Principal's News
At the time of writing, there are BHS students representing our community as part of a Japan Exchange Tour, connecting with their peers at Meisei High School on the island of Hokkaido. This time next year will see students travelling to Europe as part of a cultural exchange visiting Germany, Switzerland and Austria. In November, we will have students journeying to Thailand, Laos and Vietnam as part of the World Challenge program that we offer. Within our current alumni program we have former students living and working in Hollywood, San Francisco, New York, London, Oxford, Canada, touring the world and making lives for themselves in every other continent in between. Our students build cities, build families and lives worth living, entertain millions, work hard and make a difference.

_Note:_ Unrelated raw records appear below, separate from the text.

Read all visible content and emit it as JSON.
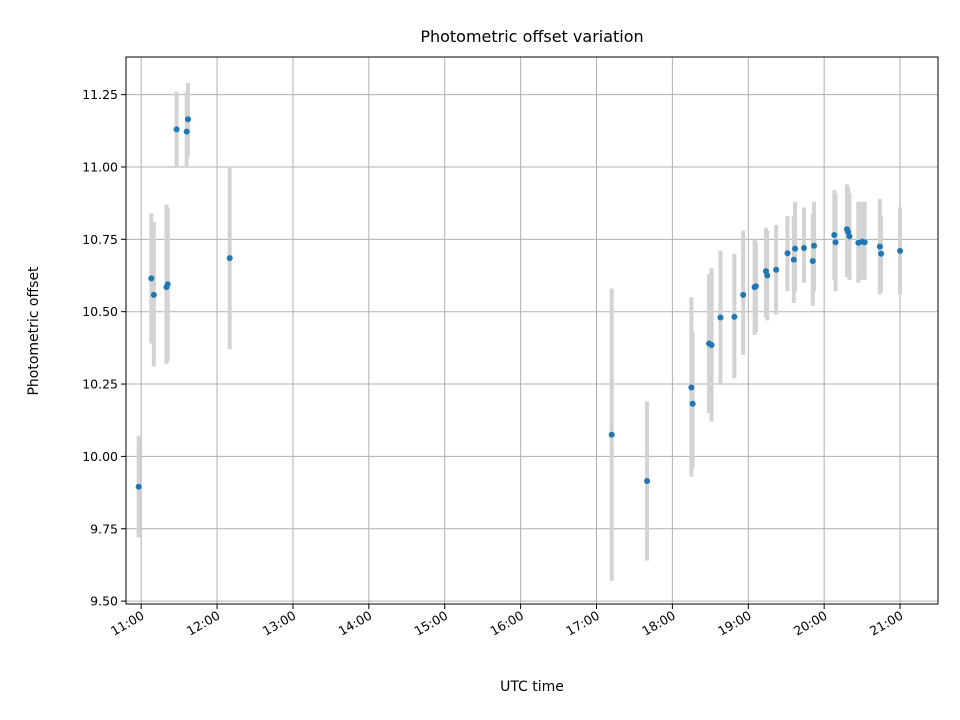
{
  "chart_data": {
    "type": "scatter",
    "title": "Photometric offset variation",
    "xlabel": "UTC time",
    "ylabel": "Photometric offset",
    "xlim": [
      "10:48",
      "21:30"
    ],
    "ylim": [
      9.49,
      11.38
    ],
    "grid": true,
    "x_ticks": [
      "11:00",
      "12:00",
      "13:00",
      "14:00",
      "15:00",
      "16:00",
      "17:00",
      "18:00",
      "19:00",
      "20:00",
      "21:00"
    ],
    "y_ticks": [
      "9.50",
      "9.75",
      "10.00",
      "10.25",
      "10.50",
      "10.75",
      "11.00",
      "11.25"
    ],
    "colors": {
      "point": "#1f77b4",
      "errorbar": "#d3d3d3"
    },
    "points": [
      {
        "x": "10:58",
        "y": 9.895,
        "yerr": [
          9.72,
          10.07
        ]
      },
      {
        "x": "11:08",
        "y": 10.615,
        "yerr": [
          10.39,
          10.84
        ]
      },
      {
        "x": "11:10",
        "y": 10.558,
        "yerr": [
          10.31,
          10.81
        ]
      },
      {
        "x": "11:20",
        "y": 10.585,
        "yerr": [
          10.32,
          10.87
        ]
      },
      {
        "x": "11:21",
        "y": 10.595,
        "yerr": [
          10.33,
          10.86
        ]
      },
      {
        "x": "11:28",
        "y": 11.13,
        "yerr": [
          11.0,
          11.26
        ]
      },
      {
        "x": "11:36",
        "y": 11.122,
        "yerr": [
          11.0,
          11.26
        ]
      },
      {
        "x": "11:37",
        "y": 11.165,
        "yerr": [
          11.04,
          11.29
        ]
      },
      {
        "x": "12:10",
        "y": 10.685,
        "yerr": [
          10.37,
          11.0
        ]
      },
      {
        "x": "17:12",
        "y": 10.075,
        "yerr": [
          9.57,
          10.58
        ]
      },
      {
        "x": "17:40",
        "y": 9.915,
        "yerr": [
          9.64,
          10.19
        ]
      },
      {
        "x": "18:15",
        "y": 10.238,
        "yerr": [
          9.93,
          10.55
        ]
      },
      {
        "x": "18:16",
        "y": 10.182,
        "yerr": [
          9.96,
          10.43
        ]
      },
      {
        "x": "18:29",
        "y": 10.39,
        "yerr": [
          10.15,
          10.63
        ]
      },
      {
        "x": "18:31",
        "y": 10.385,
        "yerr": [
          10.12,
          10.65
        ]
      },
      {
        "x": "18:38",
        "y": 10.48,
        "yerr": [
          10.25,
          10.71
        ]
      },
      {
        "x": "18:49",
        "y": 10.482,
        "yerr": [
          10.27,
          10.7
        ]
      },
      {
        "x": "18:56",
        "y": 10.558,
        "yerr": [
          10.35,
          10.78
        ]
      },
      {
        "x": "19:05",
        "y": 10.585,
        "yerr": [
          10.42,
          10.75
        ]
      },
      {
        "x": "19:06",
        "y": 10.588,
        "yerr": [
          10.43,
          10.74
        ]
      },
      {
        "x": "19:14",
        "y": 10.64,
        "yerr": [
          10.48,
          10.79
        ]
      },
      {
        "x": "19:15",
        "y": 10.625,
        "yerr": [
          10.47,
          10.78
        ]
      },
      {
        "x": "19:22",
        "y": 10.645,
        "yerr": [
          10.49,
          10.8
        ]
      },
      {
        "x": "19:31",
        "y": 10.702,
        "yerr": [
          10.57,
          10.83
        ]
      },
      {
        "x": "19:36",
        "y": 10.68,
        "yerr": [
          10.53,
          10.83
        ]
      },
      {
        "x": "19:37",
        "y": 10.718,
        "yerr": [
          10.57,
          10.88
        ]
      },
      {
        "x": "19:44",
        "y": 10.72,
        "yerr": [
          10.6,
          10.86
        ]
      },
      {
        "x": "19:51",
        "y": 10.675,
        "yerr": [
          10.52,
          10.84
        ]
      },
      {
        "x": "19:52",
        "y": 10.728,
        "yerr": [
          10.57,
          10.88
        ]
      },
      {
        "x": "20:08",
        "y": 10.765,
        "yerr": [
          10.61,
          10.92
        ]
      },
      {
        "x": "20:09",
        "y": 10.74,
        "yerr": [
          10.57,
          10.91
        ]
      },
      {
        "x": "20:18",
        "y": 10.785,
        "yerr": [
          10.62,
          10.94
        ]
      },
      {
        "x": "20:19",
        "y": 10.775,
        "yerr": [
          10.62,
          10.93
        ]
      },
      {
        "x": "20:20",
        "y": 10.76,
        "yerr": [
          10.61,
          10.91
        ]
      },
      {
        "x": "20:27",
        "y": 10.738,
        "yerr": [
          10.6,
          10.88
        ]
      },
      {
        "x": "20:30",
        "y": 10.742,
        "yerr": [
          10.61,
          10.88
        ]
      },
      {
        "x": "20:32",
        "y": 10.74,
        "yerr": [
          10.61,
          10.88
        ]
      },
      {
        "x": "20:44",
        "y": 10.725,
        "yerr": [
          10.56,
          10.89
        ]
      },
      {
        "x": "20:45",
        "y": 10.7,
        "yerr": [
          10.57,
          10.83
        ]
      },
      {
        "x": "21:00",
        "y": 10.71,
        "yerr": [
          10.56,
          10.86
        ]
      }
    ]
  }
}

As someone who went to a school whose only noteworthy alumni was the drummer out of Frankie Goes to Hollywood (now that ages me), that roll call of realised potential and endless possibilities is something that I am in awe of and want all our students to believe is theirs for the taking.
To be a BHS student is to be a global citizen: someone who sees the endless opportunities that their future holds and who are ready to seize it with both hands. We want our students to trust in the idea that anything is possible if they are prepared to make it happen. Our students are so much more than they often give themselves credit for and if we achieve one thing as a community, I want it to be that our students have the resilience, determination and self-belief to make a difference in their own lives and the lives of those that they care for. The future belongs to our current students.

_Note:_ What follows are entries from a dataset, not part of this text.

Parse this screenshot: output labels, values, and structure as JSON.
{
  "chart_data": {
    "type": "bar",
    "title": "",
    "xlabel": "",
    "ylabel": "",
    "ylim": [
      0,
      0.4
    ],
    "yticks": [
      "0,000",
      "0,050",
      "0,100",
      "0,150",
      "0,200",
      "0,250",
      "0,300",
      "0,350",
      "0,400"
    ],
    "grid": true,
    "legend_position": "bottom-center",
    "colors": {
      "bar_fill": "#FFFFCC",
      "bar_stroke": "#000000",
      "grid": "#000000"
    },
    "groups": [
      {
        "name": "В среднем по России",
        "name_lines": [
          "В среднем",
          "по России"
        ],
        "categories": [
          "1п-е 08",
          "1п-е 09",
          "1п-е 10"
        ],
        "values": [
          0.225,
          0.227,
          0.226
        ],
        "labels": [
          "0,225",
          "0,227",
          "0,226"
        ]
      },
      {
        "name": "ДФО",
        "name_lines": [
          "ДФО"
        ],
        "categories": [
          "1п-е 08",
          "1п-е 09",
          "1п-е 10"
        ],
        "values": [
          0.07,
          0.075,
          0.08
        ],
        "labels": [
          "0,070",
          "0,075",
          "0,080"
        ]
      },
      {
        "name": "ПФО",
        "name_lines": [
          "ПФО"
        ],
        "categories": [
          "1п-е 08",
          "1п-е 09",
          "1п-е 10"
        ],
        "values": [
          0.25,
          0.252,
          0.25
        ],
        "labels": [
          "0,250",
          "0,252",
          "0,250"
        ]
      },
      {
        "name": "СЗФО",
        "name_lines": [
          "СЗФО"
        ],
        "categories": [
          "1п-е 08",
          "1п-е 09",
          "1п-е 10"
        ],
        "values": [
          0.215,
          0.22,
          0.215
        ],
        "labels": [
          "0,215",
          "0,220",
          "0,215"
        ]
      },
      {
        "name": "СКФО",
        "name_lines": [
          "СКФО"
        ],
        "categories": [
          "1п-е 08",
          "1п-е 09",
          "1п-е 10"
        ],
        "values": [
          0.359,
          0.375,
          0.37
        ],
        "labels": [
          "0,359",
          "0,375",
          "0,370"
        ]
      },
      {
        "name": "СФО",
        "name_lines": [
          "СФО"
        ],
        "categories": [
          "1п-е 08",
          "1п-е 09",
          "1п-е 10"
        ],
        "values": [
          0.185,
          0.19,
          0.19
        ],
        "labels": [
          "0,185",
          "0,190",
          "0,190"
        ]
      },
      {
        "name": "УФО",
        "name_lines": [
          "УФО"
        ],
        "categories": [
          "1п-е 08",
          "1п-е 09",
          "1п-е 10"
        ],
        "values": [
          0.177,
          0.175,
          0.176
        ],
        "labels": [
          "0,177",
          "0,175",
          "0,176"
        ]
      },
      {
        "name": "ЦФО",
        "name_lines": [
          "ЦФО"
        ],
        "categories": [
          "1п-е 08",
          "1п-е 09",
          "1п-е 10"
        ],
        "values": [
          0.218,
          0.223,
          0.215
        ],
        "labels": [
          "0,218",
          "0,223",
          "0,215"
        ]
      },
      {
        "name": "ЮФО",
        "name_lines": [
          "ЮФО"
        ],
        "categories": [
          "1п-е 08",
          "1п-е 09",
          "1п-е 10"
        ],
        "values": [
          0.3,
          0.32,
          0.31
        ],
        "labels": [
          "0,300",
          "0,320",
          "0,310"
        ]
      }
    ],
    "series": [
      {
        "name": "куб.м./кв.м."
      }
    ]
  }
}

Looking back over Term 3 fills me with incredible pride and the sense that you can stay on Sturt Street and still have access to so many life-changing opportunities. When you put all the things that our students have achieved together over the course of the last ten weeks, it speaks volumes of what a big term it has been and the power that they have as agents of change when they work together. When I consider the performances, apprenticeships, fund and awareness raising events, excursions, enrichment activities, camps, cafes and coffee mornings, lessons, essays and learnings, competitions, conferences and community events, you get a sense of the commitment our staff have to the ideal of what Ballarat High School stands for: a school dedicated to opportunity, excellence and connection.
I feel nothing epitomises this ideal more than our current Year 12s who we begin to say goodbye to after 6 years of friendships, connections, growth and celebrations. Their Valedictory and final assemblies will no doubt be emotional affairs, but this reflects how deeply we will miss their presence as a year group and the profound impact that they have had on our school. I’ve said it before, but I feel incredibly fortunate to have had this group of students as my first (of many, I hope!) graduating Year 12 students. As they move forward into so many exciting futures, I hope that they feel that they have all that they need to write their story in large letters across the world. Only they can say what success means for them, but if they set their hearts on their own goals, I know they will all do something amazing; something that principals will be writing about in newsletters for many years to come.
On behalf of our staff, students and community, to the Graduating Class of 2024, I wish them the very best for their futures and ask them to always remember… once a BHS student, always a BHS student.